The imposition of sanctions by the US Department of the Treasury on three top-ranked government officials has received wide public acclaim. This is in view of widely held and publicly expressed sentiments against corruption in Liberia, especially by public officials. In the view of most people spoken to, the sanctions were long overdue and not far-reaching enough.
Already the rumor mill has swung into full gear with suggestions that at least 40 more individuals are to be sanctioned in like manner. Whatever the case, and whether true or not, the action taken by the US government should be and is indeed a wake-up call to all Liberians, especially the political class, to awaken from their slumber and embrace the challenges as theirs and not those of the United States of America.
This is in view of the fact that with elections, both general and Presidential a mere 13 months away, political parties appear to have lost focus on the exigency of creating a level playing field for elections.

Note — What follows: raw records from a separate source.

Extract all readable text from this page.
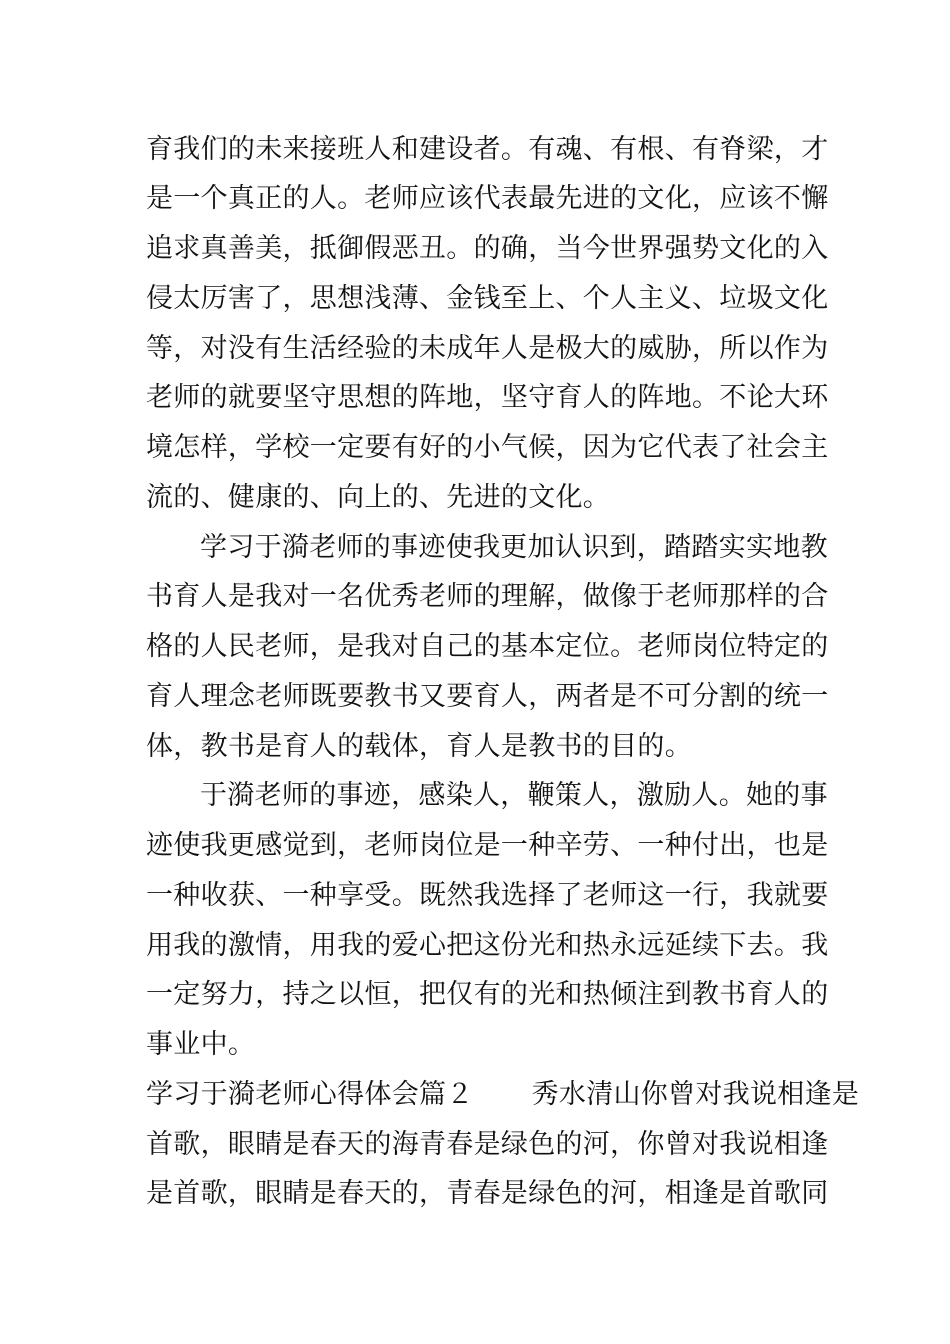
育我们的未来接班人和建设者。有魂、有根、有脊梁，才
是一个真正的人。老师应该代表最先进的文化，应该不懈
追求真善美，抵御假恶丑。的确，当今世界强势文化的入
侵太厉害了，思想浅薄、金钱至上、个人主义、垃圾文化
等，对没有生活经验的未成年人是极大的威胁，所以作为
老师的就要坚守思想的阵地，坚守育人的阵地。不论大环
境怎样，学校一定要有好的小气候，因为它代表了社会主
流的、健康的、向上的、先进的文化。
学习于漪老师的事迹使我更加认识到，踏踏实实地教
书育人是我对一名优秀老师的理解，做像于老师那样的合
格的人民老师，是我对自己的基本定位。老师岗位特定的
育人理念老师既要教书又要育人，两者是不可分割的统一
体，教书是育人的载体，育人是教书的目的。
于漪老师的事迹，感染人，鞭策人，激励人。她的事
迹使我更感觉到，老师岗位是一种辛劳、一种付出，也是
一种收获、一种享受。既然我选择了老师这一行，我就要
用我的激情，用我的爱心把这份光和热永远延续下去。我
一定努力，持之以恒，把仅有的光和热倾注到教书育人的
事业中。
学习于漪老师心得体会篇２ 秀水清山你曾对我说相逢是
首歌，眼睛是春天的海青春是绿色的河，你曾对我说相逢
是首歌，眼睛是春天的，青春是绿色的河，相逢是首歌同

Only recently, the Senate passed a Bill that, for all purposes, betrays a hitherto concealed intent to manipulate the elections results at the 2023 polls. The Bill, which has been sent to the House of Representatives for concurrence, seeks to have all 15 County Elections Magistrates resign their positions and reapply if interested.
As of yet political parties, whether acting jointly or severally, have so far not publicly responded to this development. They appear to have lost sight of the fact that political parties including the ruling CDC are the major stakeholders in the electoral process, meaning that they must be consulted on electoral matters.
But from all indications, political parties appear to have instead abandoned their fiduciary responsibilities to the good wishes of the ruling party, whatever such may be, according to a political analyst. The media too, as self-acclaimed watchdogs of society are also failing in their fiduciary responsibilities filling their pages and airways discussing personalities rather than the real issues.
Currently, advanced preparations are underway for the conduct of the national census. Following the release of census results, the National Legislature on the basis of those results is required to set a population threshold to enable the demarcation and delimitation of constituencies as required by the Constitution Article 80 c, d & e:
c. Every Liberian citizen shall have the right to be registered in a constituency, and to vote in public elections only in the constituency where registered, either in person or by absentee ballot; provided that such citizen shall have the right to change his voting constituency as may be prescribed by the Legislature.
d. Each constituency shall have an approximately equal population of 20,000 or a such number of citizens as the legislature shall prescribe in keeping with population growth and movements as revealed by a national census; provided that the total number of electoral constituencies in the Republic shall not exceed one hundred.
e. Immediately following a national census and before the next election, the Elections Commission shall reapportion the constituencies in accordance with the new population figures so that every constituency shall have as close to the same population as possible; provided, however, that a constituency must be solely within a county.
What this means is that the use of Electoral Districts will come to an end. More to that, some Legislators could even lose their seats or perhaps, better still, increased representation for Counties like Lofa, Bong, Margibi, Nimba, Montserrado, and Grand Bassa.
Whether all such changes will come along with pains is self-evident. This is because, like before, Legislators, members of the House of Representatives especially, may likely not pass a threshold Bill if its passage bears implications for their incumbency.
Aside from the above concerns, there is the issue of the Voters Registry (VR) which, to the best of publicly available information, remains compromised and has never been cleaned-up since the 2017 Supreme Court mandate. It is already public knowledge that the head of the National ID Card Registry has allegedly been indiscriminately issuing National ID cards to just about anyone including foreigners with no questions asked.
So far, political parties appear to be unconcerned about such troubling concerns, although there is more than ample evidence from history showing the dangerous implications associated with rigged or undesired election results.
Perhaps the 1985 abortive Quiwonkpa invasion and its aftermath of bloody reprisals, which was a major contributory factor to the outbreak of civil war in 1990, is too far back in history — too far back for the current generation of youth to appreciate the dangers associated with the passage of a law by the Senate calling for the resignation of County Elections Magistrates.
Further, to the above is the issue of the Electoral Management Board, the composition of which is made up of alleged compromised individuals some of whom are known to have affiliations with the ruling party. The ruling party is not the single player or the most important player and therefore cannot be the sole determinant of decisions affecting the conduct of electoral matters in Liberia.
For example, despite the indictment of the Chairperson of the Elections Commission by the Liberia Anti-Corruption Commission(LACC) on corruption charges, she has since remained fixed in her position. Just why the political parties have not become sufficiently seized of the matter is indeed bewildering to most observers. They should not wait for rigged election results and then go running to the US Embassy in protest. Then it will be too late.
Given the current outlook, trouble looms ahead if our political leaders remain asleep. “When someone is helping you to wash your back, wash your front” is an old adage. There is so much the Americans can do for us and no more.